The recommended amount of protein you should eat depends on how much physical activity you do. The more exercise you do, the more your muscles need to be repaired and the more protein you need.
Standard recommendation: 0.8 grams/kilogram body weight or 15-16% of energy intake.
- Mildly active: 0.8-1.2 g/kg body weight.
- Very active: 1.2-1.4 g/kg body weight.
- Professional athlete or bodybuilder: 1.4-2.0 g/kg body weight.
- Some evidence exists that 3 g/kg may have beneficial effects on body composition – but only in resistance-trained athletes.
- Pregnant women: an extra 1 gram in the first trimester, nine grams during the second, and 28 grams during the third trimester.
- Breast-feeding women: an extra 19 grams/day in the first six months of lactation and 13 grams/day after that.

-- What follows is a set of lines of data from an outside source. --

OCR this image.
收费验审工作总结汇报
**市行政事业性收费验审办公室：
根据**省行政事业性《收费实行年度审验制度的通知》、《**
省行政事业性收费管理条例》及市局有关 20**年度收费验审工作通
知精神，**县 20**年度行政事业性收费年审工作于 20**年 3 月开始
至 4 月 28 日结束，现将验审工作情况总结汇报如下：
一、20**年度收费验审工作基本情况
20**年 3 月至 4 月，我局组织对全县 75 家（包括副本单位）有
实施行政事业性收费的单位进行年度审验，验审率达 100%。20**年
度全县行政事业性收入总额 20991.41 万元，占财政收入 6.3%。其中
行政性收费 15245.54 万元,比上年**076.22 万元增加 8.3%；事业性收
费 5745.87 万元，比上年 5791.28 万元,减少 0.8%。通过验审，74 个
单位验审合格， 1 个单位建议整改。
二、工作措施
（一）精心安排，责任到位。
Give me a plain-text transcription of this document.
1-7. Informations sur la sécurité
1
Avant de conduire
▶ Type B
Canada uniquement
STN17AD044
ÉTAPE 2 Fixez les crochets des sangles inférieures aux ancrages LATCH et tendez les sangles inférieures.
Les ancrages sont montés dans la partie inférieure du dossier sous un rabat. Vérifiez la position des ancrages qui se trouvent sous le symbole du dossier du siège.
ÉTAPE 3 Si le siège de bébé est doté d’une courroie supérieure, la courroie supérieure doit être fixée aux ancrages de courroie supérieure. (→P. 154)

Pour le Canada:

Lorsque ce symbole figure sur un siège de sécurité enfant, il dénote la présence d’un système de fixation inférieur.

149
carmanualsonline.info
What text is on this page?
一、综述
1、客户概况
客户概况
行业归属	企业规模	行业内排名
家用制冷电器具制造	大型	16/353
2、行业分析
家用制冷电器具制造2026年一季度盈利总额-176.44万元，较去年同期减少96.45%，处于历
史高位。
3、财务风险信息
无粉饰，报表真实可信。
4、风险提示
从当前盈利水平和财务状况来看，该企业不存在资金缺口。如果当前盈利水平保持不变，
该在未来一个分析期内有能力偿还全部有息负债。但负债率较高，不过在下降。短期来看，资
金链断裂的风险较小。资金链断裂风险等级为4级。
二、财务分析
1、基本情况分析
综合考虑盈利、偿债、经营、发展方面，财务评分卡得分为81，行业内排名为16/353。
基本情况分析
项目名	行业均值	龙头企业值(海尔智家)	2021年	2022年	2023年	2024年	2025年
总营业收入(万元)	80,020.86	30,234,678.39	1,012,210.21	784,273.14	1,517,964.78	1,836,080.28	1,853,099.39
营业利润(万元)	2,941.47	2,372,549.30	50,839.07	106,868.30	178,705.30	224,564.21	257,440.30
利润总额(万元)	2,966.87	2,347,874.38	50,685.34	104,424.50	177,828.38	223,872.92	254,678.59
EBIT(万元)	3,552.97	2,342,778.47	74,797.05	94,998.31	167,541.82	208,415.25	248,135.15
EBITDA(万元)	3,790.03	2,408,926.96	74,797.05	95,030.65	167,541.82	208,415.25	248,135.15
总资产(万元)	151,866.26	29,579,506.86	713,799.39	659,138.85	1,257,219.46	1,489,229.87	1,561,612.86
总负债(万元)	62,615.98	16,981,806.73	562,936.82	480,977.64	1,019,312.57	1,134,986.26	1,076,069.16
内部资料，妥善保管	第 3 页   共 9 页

Your body isn’t physically able to use more than 2.0 grams of protein per kilogram (kg) of body weight (calculated for extremely active individuals), so if you exceed this, it will be used as energy rather than building proteins.
Best Sources of Protein
The best sources of protein are those that contain all nine essential amino acids. A complete protein is only found in animal products and some vegetarian sources, such as soy and hemp seeds. Other vegetarian sources can be combined to make an essential amino acid profile.
- Lean chicken
- Lean pork
- Low-fat yogurt
- Parmesan cheese
- Lean beef
- Seeds (pumpkin seeds, hemp seeds)
- Legumes (beans, peas, and lentils)
- Soy and soy products (i.e. tofu)
The Bottom Line
Protein is an essential nutrient your body needs to build muscle, organs, bone, enzymes, antibodies, and other functional proteins. High-protein diets have also been shown to help boost satiety, lower overall calorie intake, and improve weight loss and body composition.
However, when it comes to the question, “does protein turn into fat?” the answer is “yes” if you eat much more protein and calories than you need. So, make sure to eat enough protein for your activity level but don’t overdo it.
To avoid some of the negative side effects of a high-protein diet, opt for plant-based sources rather than animal sources of protein.